The United States healthcare system – features
The main thing that distinguishes the U.S. health care system is the high cost per capita, far exceeding healthcare expenditures in high-income countries. At the same time, the return on investment is relatively low. For example, according to 2020 statistics, the average life expectancy of U.S. citizens was 77 years, while in other developed countries, it is 80-84 years.
A 2003 study proved that higher health care costs in the U.S. are due not so much to the quantity and quality of health care services as to their higher prices. Research by health economist Johns Hopkins, published in 2019, led to the same conclusion. So let’s take a closer look at what influences the high cost of health care in the states.
Why the United States health care prices are so high
The main reasons for expensive medical care in the U.S. are:
- A complex health care system, which includes reimbursement from the government, employer insurance, and private insurance. Each sector contains several levels of coverage, managed care plans, a list of medications that are covered by insurance, and different payment systems for services. As a consequence, when billing, providers must comply with many rules, keep track of application deadlines, and do a lot of other complicated administrative work. This work costs about 8% of the total price tag for medical care. By comparison, in other high-income countries, payment for it is a maximum of 3%.
- High cost of medical drugs. On average, drug prices in America are twice as high as in Europe. Americans also overpay for procedures and tests required for diagnosis. For example, an MRI in Great Britain costs about $500, while in America, you have to pay $1,420 for the same procedure.
- High salaries for doctors and nurses
- Hospitals in the U.S. are for-profit organizations. Accordingly, each service or analysis is paid for separately.
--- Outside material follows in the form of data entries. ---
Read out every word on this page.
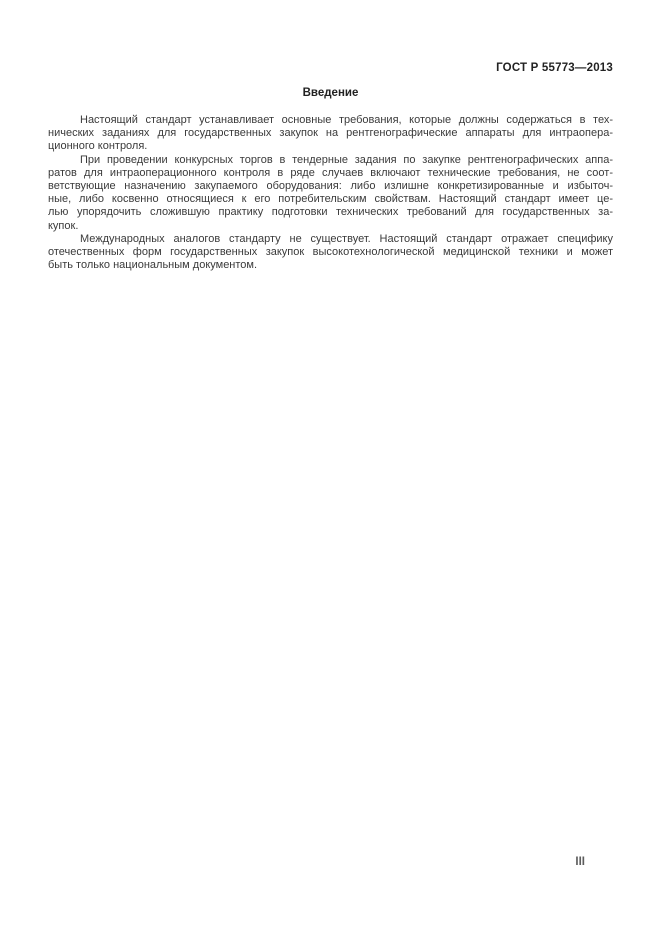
ГОСТ Р 55773—2013
Введение
Настоящий стандарт устанавливает основные требования, которые должны содержаться в тех-
нических заданиях для государственных закупок на рентгенографические аппараты для интраопера-
ционного контроля.
При проведении конкурсных торгов в тендерные задания по закупке рентгенографических аппа-
ратов для интраоперационного контроля в ряде случаев включают технические требования, не соот-
ветствующие назначению закупаемого оборудования: либо излишне конкретизированные и избыточ-
ные, либо косвенно относящиеся к его потребительским свойствам. Настоящий стандарт имеет це-
лью упорядочить сложившую практику подготовки технических требований для государственных за-
купок.
Международных аналогов стандарту не существует. Настоящий стандарт отражает специфику
отечественных форм государственных закупок высокотехнологической медицинской техники и может
быть только национальным документом.
III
In addition, “protective” medicine is practised in the states. To prevent lawsuits that patients can file against the hospital or treating physician at the end of treatment, they are often prescribed additional tests or tests that are not mandatory. This significantly increases the amount of the price tag.
- Weak state regulation of prices for services and products of companies whose activities are related to the sphere of health care (manufacturers of medicines, insurance companies, medical institutions).
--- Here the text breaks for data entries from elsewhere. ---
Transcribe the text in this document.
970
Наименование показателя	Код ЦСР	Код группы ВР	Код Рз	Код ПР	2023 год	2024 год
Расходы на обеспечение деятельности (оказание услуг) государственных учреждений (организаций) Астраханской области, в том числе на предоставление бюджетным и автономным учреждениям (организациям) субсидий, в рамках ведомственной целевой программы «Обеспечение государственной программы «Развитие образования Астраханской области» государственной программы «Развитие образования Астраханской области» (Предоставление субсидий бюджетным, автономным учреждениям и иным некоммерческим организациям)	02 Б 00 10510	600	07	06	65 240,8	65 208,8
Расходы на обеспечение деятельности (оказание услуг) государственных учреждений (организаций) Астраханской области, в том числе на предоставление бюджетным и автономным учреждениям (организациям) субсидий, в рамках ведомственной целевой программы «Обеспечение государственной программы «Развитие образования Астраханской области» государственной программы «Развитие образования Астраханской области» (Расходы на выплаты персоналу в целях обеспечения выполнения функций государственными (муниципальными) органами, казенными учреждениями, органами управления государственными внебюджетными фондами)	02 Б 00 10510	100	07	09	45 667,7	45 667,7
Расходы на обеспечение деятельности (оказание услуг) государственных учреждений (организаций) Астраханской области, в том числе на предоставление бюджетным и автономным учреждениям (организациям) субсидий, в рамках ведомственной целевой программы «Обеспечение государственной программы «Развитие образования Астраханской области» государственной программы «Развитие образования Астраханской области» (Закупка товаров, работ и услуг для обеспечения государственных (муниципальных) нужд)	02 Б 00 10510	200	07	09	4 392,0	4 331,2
Why expensive health care is bad for everyone, and what can be done about it
High prices for health care affect everyone, regardless of health status. This has been felt especially strongly in the last decade when increases in the price of health insurance have begun to outpace increases in wages for American workers significantly. As a consequence, one can observe:
- a decline in the individual purchasing power of the population;
- the financial crisis of many hospital institutions;
- a decrease in the number of surgical procedures performed and a decrease in the number of visits to physicians has a negative effect on the economy as a whole.
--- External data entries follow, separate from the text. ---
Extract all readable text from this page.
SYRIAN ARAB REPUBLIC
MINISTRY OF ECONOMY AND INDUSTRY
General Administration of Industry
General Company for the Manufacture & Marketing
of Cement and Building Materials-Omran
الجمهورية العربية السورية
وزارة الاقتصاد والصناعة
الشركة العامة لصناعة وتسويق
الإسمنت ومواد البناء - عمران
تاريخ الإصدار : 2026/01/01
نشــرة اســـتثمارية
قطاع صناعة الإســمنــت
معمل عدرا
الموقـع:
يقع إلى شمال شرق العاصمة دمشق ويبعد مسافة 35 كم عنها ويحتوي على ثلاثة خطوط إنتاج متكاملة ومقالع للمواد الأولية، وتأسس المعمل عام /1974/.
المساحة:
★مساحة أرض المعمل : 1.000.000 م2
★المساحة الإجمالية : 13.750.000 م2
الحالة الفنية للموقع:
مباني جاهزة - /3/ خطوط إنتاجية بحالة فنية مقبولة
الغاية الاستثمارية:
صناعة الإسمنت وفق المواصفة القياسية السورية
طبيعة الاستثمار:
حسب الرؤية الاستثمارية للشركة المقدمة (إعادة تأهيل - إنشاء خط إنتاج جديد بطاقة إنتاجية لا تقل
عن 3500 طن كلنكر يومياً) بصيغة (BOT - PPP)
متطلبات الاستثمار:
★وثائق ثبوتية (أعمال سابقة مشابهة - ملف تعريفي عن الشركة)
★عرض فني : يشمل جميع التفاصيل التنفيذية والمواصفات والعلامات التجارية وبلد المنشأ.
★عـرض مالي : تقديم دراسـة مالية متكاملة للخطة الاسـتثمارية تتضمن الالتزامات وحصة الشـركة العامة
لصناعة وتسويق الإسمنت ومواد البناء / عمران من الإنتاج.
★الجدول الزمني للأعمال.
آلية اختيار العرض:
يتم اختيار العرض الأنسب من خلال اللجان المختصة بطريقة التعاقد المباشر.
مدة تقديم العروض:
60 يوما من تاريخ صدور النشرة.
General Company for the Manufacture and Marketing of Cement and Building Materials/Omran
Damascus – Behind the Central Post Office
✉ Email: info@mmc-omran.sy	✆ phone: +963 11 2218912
Today the main task of the state in the sphere of health care is to reduce the cost of medical care. Economic modelling is an essential tool for its solution, including cost-effectiveness modelling and budget impact modelling (https://digitalho.com/budget-impact-model/). The creation of simulation models makes it possible to estimate the cost ratio to the real benefit of a drug or procedure. They also allow you to count the burden on the budget, which will impose a reassessment of the cost of medical services or changes in treatment protocols. Thus, using economic models is an opportunity to determine the best treatment and its optimal price.